The increase in media industries investment and production in Atlanta (and throughout the state of Georgia) not only impacts the job prospects of our local creative communities, it influences the way that citizens understand their home. Whether it is through daily encounters with detours brought by filming in local neighborhoods, the transformation of a city into a media hub, or seeing ones local park be the setting of a battle between heroes and villains, the media industries transform how people understand their sense of place.
Professor Vicki Mayer explains that “location involves both history and geography, but it is also phenomenological, as in a sense of place….People frequently say their city is like a state of mind, but beyond the metaphorical, everyday life has temporal and spatial rhythms that are tethered not only to the conscious feelings we have about places, but also to the unconscious structures of governments and institutions, markets and economies” (3, 2017).
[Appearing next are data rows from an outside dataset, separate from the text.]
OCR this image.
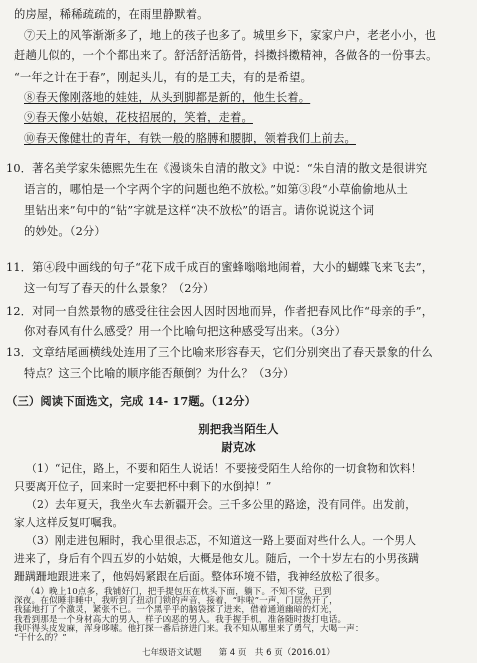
的房屋，稀稀疏疏的，在雨里静默着。
⑦天上的风筝渐渐多了，地上的孩子也多了。城里乡下，家家户户，老老小小，也
赶趟儿似的，一个个都出来了。舒活舒活筋骨，抖擞抖擞精神，各做各的一份事去。
“一年之计在于春”，刚起头儿，有的是工夫，有的是希望。
⑧春天像刚落地的娃娃，从头到脚都是新的，他生长着。
⑨春天像小姑娘，花枝招展的，笑着，走着。
⑩春天像健壮的青年，有铁一般的胳膊和腰脚，领着我们上前去。
10．著名美学家朱德熙先生在《漫谈朱自清的散文》中说：“朱自清的散文是很讲究
语言的，哪怕是一个字两个字的问题也绝不放松。”如第③段“小草偷偷地从土
里钻出来”句中的“钻”字就是这样“决不放松”的语言。请你说说这个词
的妙处。（2分）
11．第④段中画线的句子“花下成千成百的蜜蜂嗡嗡地闹着，大小的蝴蝶飞来飞去”，
这一句写了春天的什么景象？（2分）
12．对同一自然景物的感受往往会因人因时因地而异，作者把春风比作“母亲的手”，
你对春风有什么感受？用一个比喻句把这种感受写出来。（3分）
13．文章结尾画横线处连用了三个比喻来形容春天，它们分别突出了春天景象的什么
特点？这三个比喻的顺序能否颠倒？为什么？（3分）
（三）阅读下面选文，完成 14- 17题。（12分）
别把我当陌生人
尉克冰
（1）“记住，路上，不要和陌生人说话！不要接受陌生人给你的一切食物和饮料！
只要离开位子，回来时一定要把杯中剩下的水倒掉！”
（2）去年夏天，我坐火车去新疆开会。三千多公里的路途，没有同伴。出发前，
家人这样反复叮嘱我。
（3）刚走进包厢时，我心里很忐忑，不知道这一路上要面对些什么人。一个男人
进来了，身后有个四五岁的小姑娘，大概是他女儿。随后，一个十岁左右的小男孩蹒
跚蹒跚地跟进来了，他妈妈紧跟在后面。整体环境不错，我神经放松了很多。
（4）晚上10点多，我铺好门，把手提包压在枕头下面，躺下。不知不觉，已到
深夜。在似睡非睡中，我听到了扭动门锁的声音，接着，“咔啦”一声，门居然开了，
我猛地打了个激灵，紧张不已。一个黑乎乎的脑袋探了进来，借着通道幽暗的灯光，
我看到那是一个身材高大的男人，样子凶恶的男人。我手握手机，准备随时拨打电话。
我吓得头皮发麻，浑身哆嗦。他打探一番后挤进门来。我不知从哪里来了勇气，大喝一声：
“干什么的？”
七年级语文试题　　第 4 页　共 6 页（2016.01）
Just as Mayer, looked at the ways that “Hollywood film production and the construction of a place called ‘New Orleans’ conflict, disrupt, and disable each other,” we want to examine the ways that Atlanta is used in film and television production and how it transforms the relationship between citizens and the places in their state.
Here you will find images comparing a place with its appearance in media. Students and faculty of Georgia State University’s School of Film, Media & Theatre have contributed commentary to a map to contextualize what a place represented before and after its depiction in media, in the hopes of thinking about the “conflict” that Mayer identifies as a cultural impact that film and media tax credits initiate.